Session I: Vortex Dynamics

I-1: Dynamics of disordered elastic systems

Thierry Giamarchi
University of Geneva, Switzerland

The competition between disorder and elasticity leads to glassy physics. This physics manifests itself in the static properties, leading to phases such as the Bragg glass phase, but also in the dynamics. The disorder leads to pinning at zero temperature, while the divergent barriers of the glass lead to creep motion at finite temperature. Glassiness manifests itself in other ways, such as in the aging of various observables. I will examine these effects both for interfaces and periodic systems.

I-2: Dynamics of the vortex matter in the presence of quenched disorder

Baruch Rosenstein
National Center for Theoretical Sciences and National Chiao Tung University, Taiwan

The Martin-Siggia-Rose method is applied to the Ginzburg-Landau model in the presence of disorder beyond linear response. This allows calculation of the critical current and the I-V curves. The results are different from accepted ones, but are consistent with data in which the (significant) edge contribution is subtracted.
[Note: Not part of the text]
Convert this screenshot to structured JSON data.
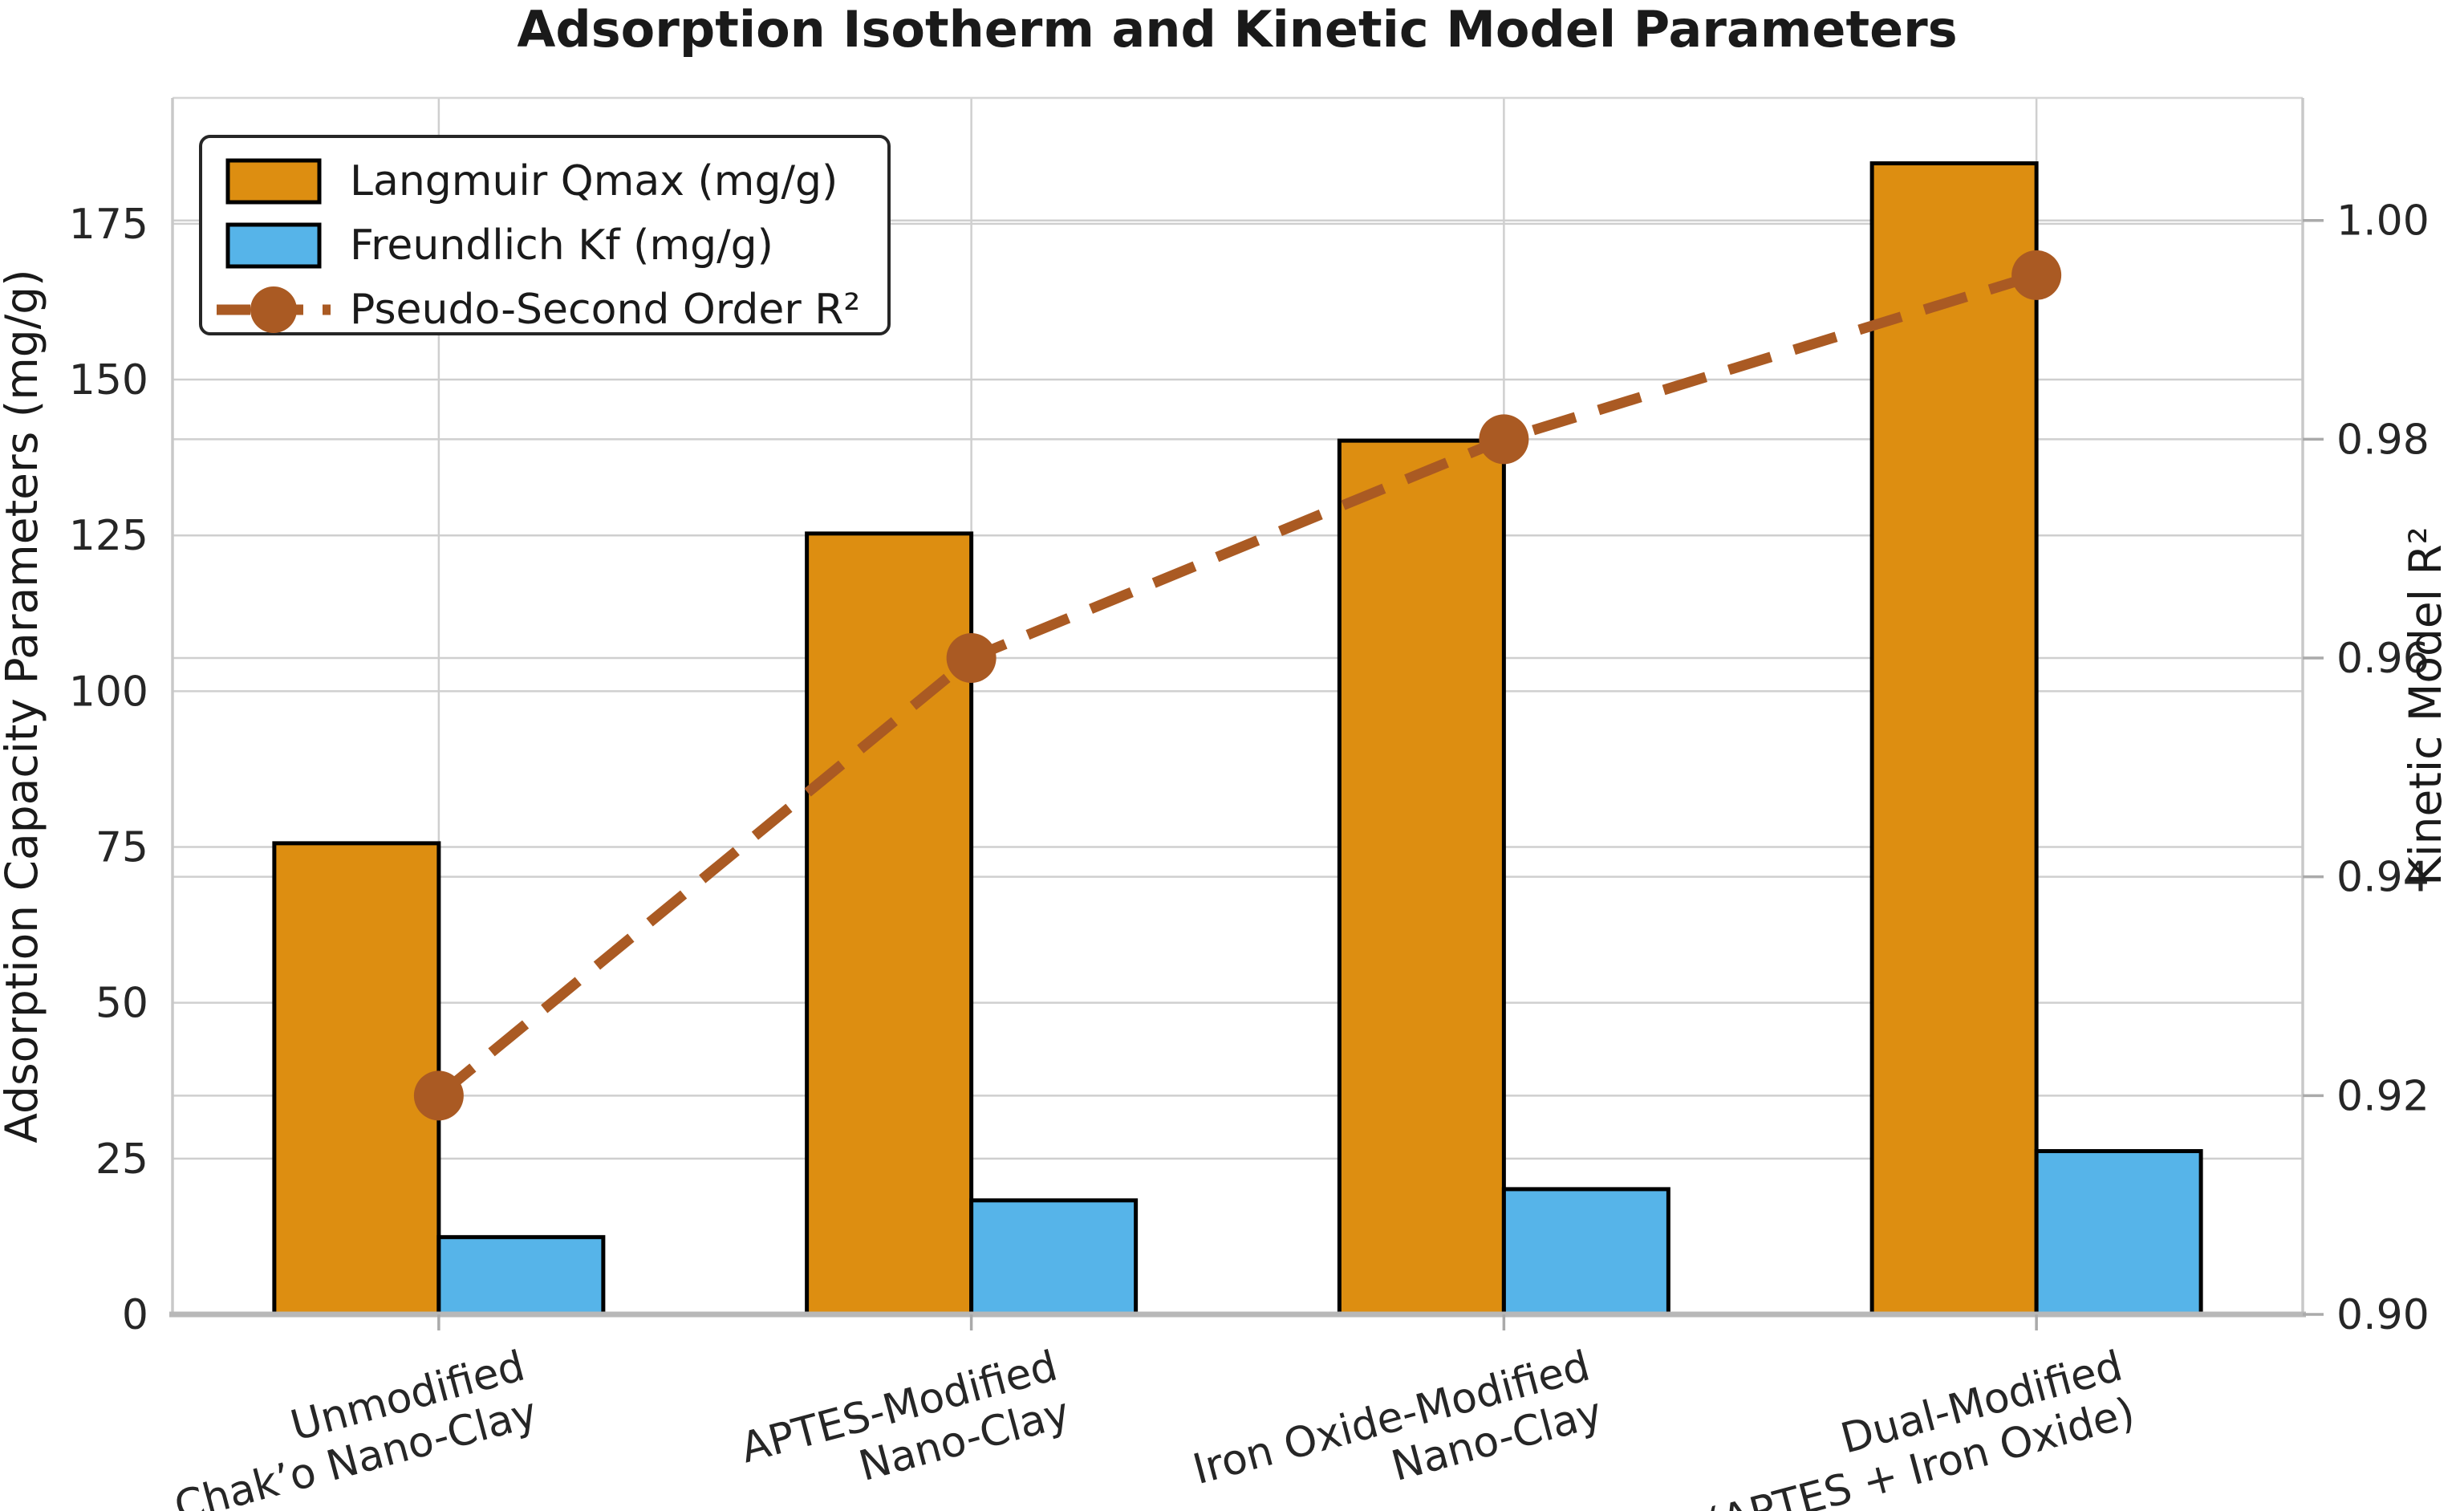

The peak effect is interpreted in a way very different from the conventional explanation.

I-3: Simulations on dynamics of vortices driven through random media

X. Hu and M.-B. Luo
National Institute for Materials Science, Tsukuba, Japan

Using dynamical computer simulation we have investigated vortex matters in glass states. A genuine continuous depinning transition is observed at zero temperature, which also governs the low-temperature creep motion. With the notion of scaling, we evaluate in high accuracy critical exponents and scaling functions; we observe a non-Arrhenius creep motion for weak collective pinning where Bragg glass (BrG) is stabilized at equilibrium, while for strong pinning the well-known Arrhenius law is recovered. In both cases, a sharp crossover takes place between depinning and creep at low temperatures. The possible relation between the present results and a recent experimental observation of a second-order like phase boundary inside the BrG phase is discussed.

Reference:
M.-B. Luo and X. Hu: cond-mat/0612051

I-4: Dynamics of driven vortices of HTSC : Scaling, friction, viscosity

Atsutaka MAEDA
Department of Basic Sciences, University of Tokyo, Japan

Dynamics and dynamic phase diagram of driven vortices are ones of the most important subjects concerning on the physics and application of high-T_c superconductivity. We investigate I-V characteristics of cuprate superconductors with different types of pinning, anisotropy etc. with particular interest in (1) investigation of the scaling relation proposed quite recently by Luo and Hu, and (2) links to the physics of friction at the solid interface. In terms of the latter interest, we will also discuss the critical current as a function of waiting time. Another important aspect is the movement of the individual vortex, which is dominated by the quasiparticles inside the core. Based on the experimental data, I will discuss the mechanism which dominate the vortex viscosity.